Ein ID.3 Kombi dürfte gut 50cm länger als der Corsa sein, da bringt man auch entsprechend mehr unter. Der Vergleich sollte nur darauf hinweisen, wie viel selbst in so einem kleinen Auto geht, das auch nicht speziell für den E-Antrieb entwickelt wurde. Von daher glaube ich schon, dass man den ID.3 noch etwas flacher bauen könnte.
CaptainPicard hat geschrieben: wenn man möglichst viel Reichweite und weniger Kosten möchte dann macht man es so wie der ID.3, mit dem Nachteil dass das Auto eben ein Stück höher wird.
Ich sagte ja, dass der ID.3 Kombi schon sehr gut wäre. Eben die Technik vom ID.3 mit mehr Kofferraum, ohne den teureren Firlefanz bei den nächst größeren SUV mit Allrad, 300PS und mehr Höhe bezahlen zu müssen. Alles Gedöns, das die junge Familie nicht braucht und erst recht nicht bezahlen kann.
Mit dem ID.3 könnte es schon noch klappen. Aber der Kofferraum ist zu klein, Dachlast nicht zulässig, keine Anhängelast und wenig Stützlast... so ist das auch zu einem nicht ganz so hohen Preis nichts, was Familien glücklich macht. Außer für die Besserverdiener als Zweitwagen.
Blue shadow hat geschrieben: ...ich würde dann immer den esoul 64 kWh vorziehen...gestern 4 stück auf dem Lande gesehen
Komischer Würfel... die gleiche Technik gibt es doch wesentlich besser verpackt im E-Niro => der momentane Maßstab in dieser Rubrik.
benwei hat geschrieben: Ich hab auf der IAA im neuen Corsa Benziner gesessen... wenn da nun noch ein Akku drunter ist, wird’s richtig eng.

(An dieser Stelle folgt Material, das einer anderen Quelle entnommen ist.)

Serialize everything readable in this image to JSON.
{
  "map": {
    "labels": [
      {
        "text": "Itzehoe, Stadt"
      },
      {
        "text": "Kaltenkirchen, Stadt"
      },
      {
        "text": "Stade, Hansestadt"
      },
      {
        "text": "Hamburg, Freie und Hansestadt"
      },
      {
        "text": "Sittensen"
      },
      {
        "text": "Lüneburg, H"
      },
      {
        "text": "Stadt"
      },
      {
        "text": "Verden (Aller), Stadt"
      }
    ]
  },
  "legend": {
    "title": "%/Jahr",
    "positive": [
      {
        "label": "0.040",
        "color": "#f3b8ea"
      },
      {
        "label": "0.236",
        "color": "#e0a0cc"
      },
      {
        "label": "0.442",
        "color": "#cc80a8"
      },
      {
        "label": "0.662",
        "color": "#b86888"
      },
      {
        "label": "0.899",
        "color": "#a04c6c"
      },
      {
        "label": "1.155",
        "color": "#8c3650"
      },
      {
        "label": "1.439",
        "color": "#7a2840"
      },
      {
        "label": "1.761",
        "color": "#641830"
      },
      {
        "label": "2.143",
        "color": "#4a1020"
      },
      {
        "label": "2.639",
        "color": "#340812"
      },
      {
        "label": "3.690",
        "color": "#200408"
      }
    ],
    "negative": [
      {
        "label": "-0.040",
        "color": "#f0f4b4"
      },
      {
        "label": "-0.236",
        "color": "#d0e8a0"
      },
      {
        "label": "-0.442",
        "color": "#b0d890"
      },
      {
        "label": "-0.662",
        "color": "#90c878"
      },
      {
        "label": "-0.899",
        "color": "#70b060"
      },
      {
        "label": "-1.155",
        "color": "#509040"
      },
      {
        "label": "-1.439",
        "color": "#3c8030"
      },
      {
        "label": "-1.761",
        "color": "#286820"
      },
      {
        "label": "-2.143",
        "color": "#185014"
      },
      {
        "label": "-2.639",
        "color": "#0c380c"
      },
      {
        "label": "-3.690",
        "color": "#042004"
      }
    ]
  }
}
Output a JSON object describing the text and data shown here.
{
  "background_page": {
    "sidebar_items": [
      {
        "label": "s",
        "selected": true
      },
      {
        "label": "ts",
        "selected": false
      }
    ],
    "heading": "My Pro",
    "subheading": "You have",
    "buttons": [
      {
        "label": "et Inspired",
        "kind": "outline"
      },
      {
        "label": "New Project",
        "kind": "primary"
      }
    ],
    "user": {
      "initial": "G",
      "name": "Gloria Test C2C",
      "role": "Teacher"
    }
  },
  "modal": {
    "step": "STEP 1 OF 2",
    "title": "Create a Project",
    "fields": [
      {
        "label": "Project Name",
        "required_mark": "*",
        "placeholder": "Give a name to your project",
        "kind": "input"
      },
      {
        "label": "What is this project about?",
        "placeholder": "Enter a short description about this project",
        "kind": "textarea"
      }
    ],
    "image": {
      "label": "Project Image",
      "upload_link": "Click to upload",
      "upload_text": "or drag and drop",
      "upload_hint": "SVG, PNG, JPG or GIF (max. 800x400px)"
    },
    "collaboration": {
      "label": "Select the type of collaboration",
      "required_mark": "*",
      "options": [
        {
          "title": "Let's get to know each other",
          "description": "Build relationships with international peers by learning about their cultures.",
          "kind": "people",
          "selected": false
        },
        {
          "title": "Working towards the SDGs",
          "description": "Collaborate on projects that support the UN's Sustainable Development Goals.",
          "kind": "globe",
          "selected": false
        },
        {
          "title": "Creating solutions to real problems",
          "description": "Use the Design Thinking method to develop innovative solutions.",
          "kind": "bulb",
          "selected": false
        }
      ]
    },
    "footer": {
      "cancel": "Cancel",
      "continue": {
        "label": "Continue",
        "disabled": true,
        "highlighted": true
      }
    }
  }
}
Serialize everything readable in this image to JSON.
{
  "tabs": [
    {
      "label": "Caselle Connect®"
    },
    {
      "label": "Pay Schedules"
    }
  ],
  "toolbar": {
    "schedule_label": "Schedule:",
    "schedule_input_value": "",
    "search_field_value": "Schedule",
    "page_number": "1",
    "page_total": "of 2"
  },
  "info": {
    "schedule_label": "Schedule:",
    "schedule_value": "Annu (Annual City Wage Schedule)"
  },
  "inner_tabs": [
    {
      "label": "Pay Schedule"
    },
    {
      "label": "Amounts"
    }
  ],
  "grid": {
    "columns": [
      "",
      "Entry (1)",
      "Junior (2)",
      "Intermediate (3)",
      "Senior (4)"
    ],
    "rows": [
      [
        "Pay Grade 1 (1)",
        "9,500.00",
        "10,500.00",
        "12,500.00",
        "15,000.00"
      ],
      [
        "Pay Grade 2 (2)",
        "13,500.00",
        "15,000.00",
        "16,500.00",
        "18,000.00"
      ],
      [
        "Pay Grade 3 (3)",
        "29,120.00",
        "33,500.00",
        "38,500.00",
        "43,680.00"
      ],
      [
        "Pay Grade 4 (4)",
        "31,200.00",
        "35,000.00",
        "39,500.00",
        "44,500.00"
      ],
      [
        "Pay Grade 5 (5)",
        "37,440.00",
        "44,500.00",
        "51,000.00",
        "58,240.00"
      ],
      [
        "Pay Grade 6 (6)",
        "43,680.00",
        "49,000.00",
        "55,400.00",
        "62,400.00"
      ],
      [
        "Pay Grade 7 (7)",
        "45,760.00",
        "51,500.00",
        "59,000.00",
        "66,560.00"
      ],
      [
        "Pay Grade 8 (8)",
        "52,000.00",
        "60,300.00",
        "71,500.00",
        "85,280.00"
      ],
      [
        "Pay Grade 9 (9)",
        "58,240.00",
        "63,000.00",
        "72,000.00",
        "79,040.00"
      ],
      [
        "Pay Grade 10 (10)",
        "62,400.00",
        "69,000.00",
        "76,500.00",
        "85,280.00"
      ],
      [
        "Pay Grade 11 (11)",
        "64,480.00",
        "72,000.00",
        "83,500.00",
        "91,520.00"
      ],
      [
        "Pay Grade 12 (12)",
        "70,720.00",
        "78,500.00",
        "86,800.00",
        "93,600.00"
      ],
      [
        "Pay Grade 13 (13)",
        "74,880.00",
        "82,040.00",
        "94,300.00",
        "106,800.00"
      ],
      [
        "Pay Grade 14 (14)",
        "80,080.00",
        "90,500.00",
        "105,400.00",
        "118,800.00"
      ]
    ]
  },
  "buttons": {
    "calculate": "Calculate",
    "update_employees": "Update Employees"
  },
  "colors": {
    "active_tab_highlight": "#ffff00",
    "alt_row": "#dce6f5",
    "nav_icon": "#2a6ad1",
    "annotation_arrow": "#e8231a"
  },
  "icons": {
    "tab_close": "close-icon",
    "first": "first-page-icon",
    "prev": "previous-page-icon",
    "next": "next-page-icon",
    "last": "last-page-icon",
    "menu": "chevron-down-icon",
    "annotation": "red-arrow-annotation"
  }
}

Das ist definitiv kein Erstwagen.
Natürlich nicht. Das ist ein Kleinwagen, wenn auch inzwischen ganz schön gewachsen.
benwei hat geschrieben: Für kinderlose Paare oder als Pendelfahrzeug für den Weg allein zur Arbeit aber sicher ok.
Als Pendelfahrzeug zu zweit tut es auch der Up. Ich sehe den Vorteil hier speziell als Zweitwagen für Familien mit Verbrenner Erstwagen. Einfach weil Langstreckentauglichkeit gegenüber dem UP deutlich besser ist und der Kofferraum taugt noch eher mal für nen kurzen Trip inklusive Kinderwagen. So macht man dann zwar nicht den großen Urlaub damit, aber ein WE mit 600km Familie besuchen oder zur See dürfte noch passen.
Wenn der Erstwagen dagegen auch schon ein BEV ist, kann man auch den nehmen und beim Zweitwagen tut es auch der UpMiGo.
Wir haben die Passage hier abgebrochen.